Description
Object description
German civilian diplomat with Foreign Office in Soviet Union, 1931-1939; officer served with 1st Cavalry Regt, 1st Cavalry Bde, 1st Cavalry Div, German Army in Germany, Poland, France and Soviet Union, 1939-1942; served as staff officer with Ministry of Foreign Affairs and with General Staff in Germany, 1942; served as Aide-de-Camp (ADC) to General Ernst-August Kostring with Army Group Caucasus in Soviet Union and in the Balkans, 1942-1945
Content description
REEL 1 Background in Germany, 1904-1931: family; education; employment with German Foreign Office. Recollections of period as diplomat in with German Foreign Office in Moscow, Soviet Union, 1931-1939: reasons for his request for posting to Moscow; origins of his opposition to National Socialism and reasons for eventually joining German Army; belief that Nazis would take advice from more moderate qualified people; problems he experienced travelling in Soviet Union; expeditions he made into provinces; end of training facilities for German armed forces in Soviet Union 1932; lack of expectations that war would occur between Soviet Union and Germany; lack of interest in Adolf Hitler's 'Mein Kampf'; his friendship with Fitzroy Maclean and George Kennan.
REEL 2 Continues: Fitzroy Maclean's interest in Soviet Union. Recollections of operations as officer with 1st Cavalry Regt, 1st Cavalry Bde, 1st Cavalry Div, Germany Army in Poland, France and Soviet Union, 1939-1942: belief that Germany would be defeated; fate of his commanding officer; reconnaissance work during Polish campaign and encounter with Polish Cavalry; memories of General Thomas von Fritsch; initial attitude of Poles to German occupation; his hopes for British and French attack on Germany, 1939-1940; his diplomatic warnings to French, British and Americans; apprehensions of Dutch flooding their country; relations with peasants in Aquitaine Region, France, 1940; occupation duties in Brest-Litowsk area, Poland, 1940-1941; impressions that Soviets were not preparing an offensive; worries of dissidents about Nazi-Soviet agreement, 11/1940; his attitude to idea of Soviet attack on Germany; belief that Adolf Hitler disliked cavalry; participation in invasion of Soviet Union, 1941.

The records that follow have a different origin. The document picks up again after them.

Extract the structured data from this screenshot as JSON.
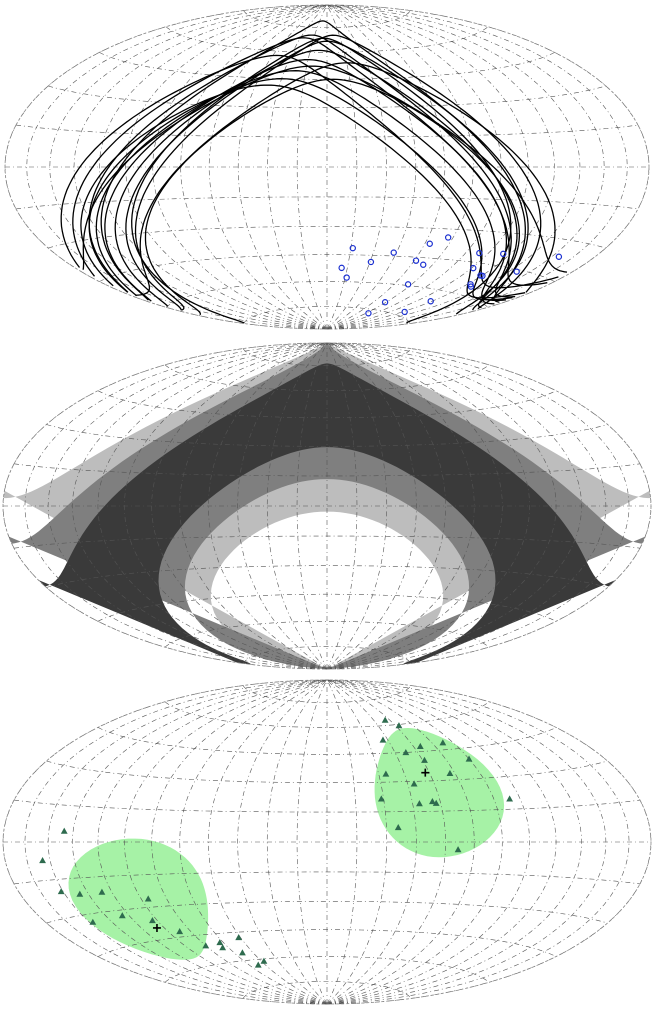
{
  "colors": {
    "track": "#000000",
    "event_marker": "#1a2fd0",
    "level_dark": "#3a3a3a",
    "level_mid": "#7f7f7f",
    "level_light": "#bdbdbd",
    "region_fill": "#a6f2a6",
    "point_marker": "#2e6b4e",
    "center_marker": "#000000",
    "grid": "#555555"
  },
  "panels": [
    {
      "id": "tracks",
      "markers": "blue-circle-icon",
      "events": [
        [
          0.4,
          -0.38
        ],
        [
          0.34,
          -0.52
        ],
        [
          0.09,
          -0.46
        ],
        [
          0.06,
          -0.58
        ],
        [
          0.09,
          -0.64
        ],
        [
          0.17,
          -0.54
        ],
        [
          0.24,
          -0.48
        ],
        [
          0.35,
          -0.42
        ],
        [
          0.38,
          -0.54
        ],
        [
          0.4,
          -0.66
        ],
        [
          0.41,
          -0.78
        ],
        [
          0.44,
          -0.86
        ],
        [
          0.55,
          -0.45
        ],
        [
          0.59,
          -0.53
        ],
        [
          0.66,
          -0.56
        ],
        [
          0.64,
          -0.44
        ],
        [
          0.68,
          -0.61
        ],
        [
          0.78,
          -0.51
        ],
        [
          0.86,
          -0.41
        ],
        [
          0.67,
          -0.56
        ],
        [
          0.68,
          -0.81
        ],
        [
          0.66,
          -0.73
        ],
        [
          0.7,
          -0.62
        ]
      ],
      "tracks": [
        {
          "lon0": 0.38,
          "amp": 0.6,
          "off": -0.05
        },
        {
          "lon0": 0.42,
          "amp": 0.64,
          "off": -0.02
        },
        {
          "lon0": 0.46,
          "amp": 0.68,
          "off": 0.0
        },
        {
          "lon0": 0.5,
          "amp": 0.72,
          "off": 0.02
        },
        {
          "lon0": 0.34,
          "amp": 0.58,
          "off": -0.08
        },
        {
          "lon0": 0.3,
          "amp": 0.56,
          "off": -0.1
        },
        {
          "lon0": 0.54,
          "amp": 0.74,
          "off": 0.04
        },
        {
          "lon0": 0.44,
          "amp": 0.52,
          "off": 0.06
        },
        {
          "lon0": 0.48,
          "amp": 0.8,
          "off": -0.04
        },
        {
          "lon0": 0.4,
          "amp": 0.7,
          "off": 0.08
        },
        {
          "lon0": 0.36,
          "amp": 0.66,
          "off": 0.1
        },
        {
          "lon0": 0.52,
          "amp": 0.62,
          "off": -0.12
        },
        {
          "lon0": 0.58,
          "amp": 0.6,
          "off": 0.0
        },
        {
          "lon0": 0.28,
          "amp": 0.62,
          "off": 0.02
        },
        {
          "lon0": 0.45,
          "amp": 0.76,
          "off": 0.12
        }
      ]
    },
    {
      "id": "exposure",
      "levels": [
        "level_light",
        "level_mid",
        "level_dark"
      ],
      "band_center_lon": 0.5,
      "band_amplitude": 0.62
    },
    {
      "id": "clusters",
      "markers": "triangle-icon",
      "regions": [
        {
          "center": [
            0.34,
            0.28
          ],
          "extent": [
            0.2,
            0.38
          ],
          "tilt": -0.4
        },
        {
          "center": [
            -0.6,
            -0.3
          ],
          "extent": [
            0.26,
            0.32
          ],
          "tilt": 0.6
        }
      ],
      "centers": [
        [
          0.32,
          0.38
        ],
        [
          -0.61,
          -0.44
        ]
      ],
      "points": [
        [
          0.31,
          0.7
        ],
        [
          0.35,
          0.66
        ],
        [
          0.23,
          0.58
        ],
        [
          0.36,
          0.53
        ],
        [
          0.29,
          0.5
        ],
        [
          0.34,
          0.45
        ],
        [
          0.46,
          0.54
        ],
        [
          0.4,
          0.37
        ],
        [
          0.55,
          0.22
        ],
        [
          0.19,
          0.38
        ],
        [
          0.27,
          0.32
        ],
        [
          0.27,
          0.21
        ],
        [
          0.32,
          0.21
        ],
        [
          0.16,
          0.24
        ],
        [
          0.2,
          0.08
        ],
        [
          0.37,
          -0.04
        ],
        [
          0.5,
          0.44
        ],
        [
          0.31,
          0.22
        ],
        [
          -0.78,
          0.05
        ],
        [
          -0.86,
          -0.08
        ],
        [
          -0.84,
          -0.22
        ],
        [
          -0.78,
          -0.24
        ],
        [
          -0.7,
          -0.24
        ],
        [
          -0.82,
          -0.37
        ],
        [
          -0.69,
          -0.36
        ],
        [
          -0.56,
          -0.29
        ],
        [
          -0.6,
          -0.4
        ],
        [
          -0.54,
          -0.47
        ],
        [
          -0.5,
          -0.56
        ],
        [
          -0.43,
          -0.55
        ],
        [
          -0.38,
          -0.62
        ],
        [
          -0.37,
          -0.7
        ],
        [
          -0.34,
          -0.53
        ],
        [
          -0.32,
          -0.68
        ],
        [
          -0.44,
          -0.58
        ]
      ]
    }
  ]
}
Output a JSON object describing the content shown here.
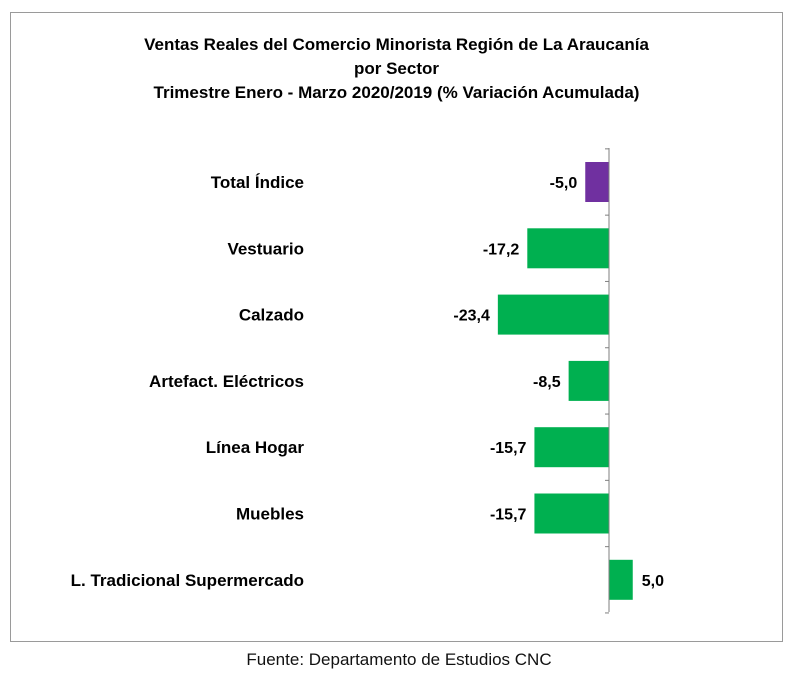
{
  "title_lines": [
    "Ventas Reales del Comercio Minorista Región de La Araucanía",
    "por Sector",
    "Trimestre Enero - Marzo 2020/2019 (% Variación Acumulada)"
  ],
  "source": "Fuente: Departamento de Estudios CNC",
  "chart_data": {
    "type": "bar",
    "orientation": "horizontal",
    "title": "Ventas Reales del Comercio Minorista Región de La Araucanía por Sector Trimestre Enero - Marzo 2020/2019 (% Variación Acumulada)",
    "categories": [
      "Total Índice",
      "Vestuario",
      "Calzado",
      "Artefact. Eléctricos",
      "Línea Hogar",
      "Muebles",
      "L. Tradicional Supermercado"
    ],
    "values": [
      -5.0,
      -17.2,
      -23.4,
      -8.5,
      -15.7,
      -15.7,
      5.0
    ],
    "value_labels": [
      "-5,0",
      "-17,2",
      "-23,4",
      "-8,5",
      "-15,7",
      "-15,7",
      "5,0"
    ],
    "colors": [
      "#7030A0",
      "#00B050",
      "#00B050",
      "#00B050",
      "#00B050",
      "#00B050",
      "#00B050"
    ],
    "grid": false,
    "legend": "none"
  }
}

REEL 3 Continues: initial reception of Germans in Soviet Union, 1941; treatment of Soviet prisoners of war; how Soviet prisoners of war were used by German military units. Aspects of period as staff officer with General Staff in Germany, 1942: initial posting to Office of Foreign Affairs; work with Colonel Claus von Stauffenberg; conversations between Claus von Stauffenberg and General Ernst-August Kosting. Aspects of period as Aide de Camp (ADC) to General Ernst-August Kostring with Army Group Caucasus in Soviet Union, 1942-1943: treatment of Soviet population; memories of Claus von Stauffenberg and his decision to organise resistance against Adolf Hitler, 1942-1943; use of Valkire Plan as cover for resistance.
REEL 4 Continues: Recollections of period as Aide-de -Camp (ADC) to General Ernst-August Kostring in Balkans, 1944-1945: meeting with Kurt Waldheim in Greece, 1944; his activities at time of July Plot against Hitler, 7/1944; how he considered joining Fitzroy Maclean in Yugoslavia; his narrow escape from Gestapo on discovering memo on his desk to contact Claus von Staffenberg; memories of Kurt Waldheim; how he countermanded an order to protect Fitzroy Maclean in Yugoslavia; opinion of Chetnik-Partisan situation in Yugoslavia; question of how close Gestapo came to uncovering his activities; reiteration of his career; escorting General Ernst-August Kostring through Allied lines in Austria, 1945.
REEL 5 Continues: reiteration of story of escorting General Ernst-August Kostring through Allied lines in Austria, 1945. Aspects of post-war career in Austria and Germany from 1945: reasons for co- operation with Americans; work for Office of Strategic Services (OSS) in Salzburg, Austria; wartime contact with Admiral Wilhelm Canaris; obtaining work with Bavarian State Chancellory; contemplation of emigration to United States of America; post-war treatment as member of German Resistance; writing of his memoirs; surviving German resisters, 1993; reasons for lack of support from German Resistance from foreign countries.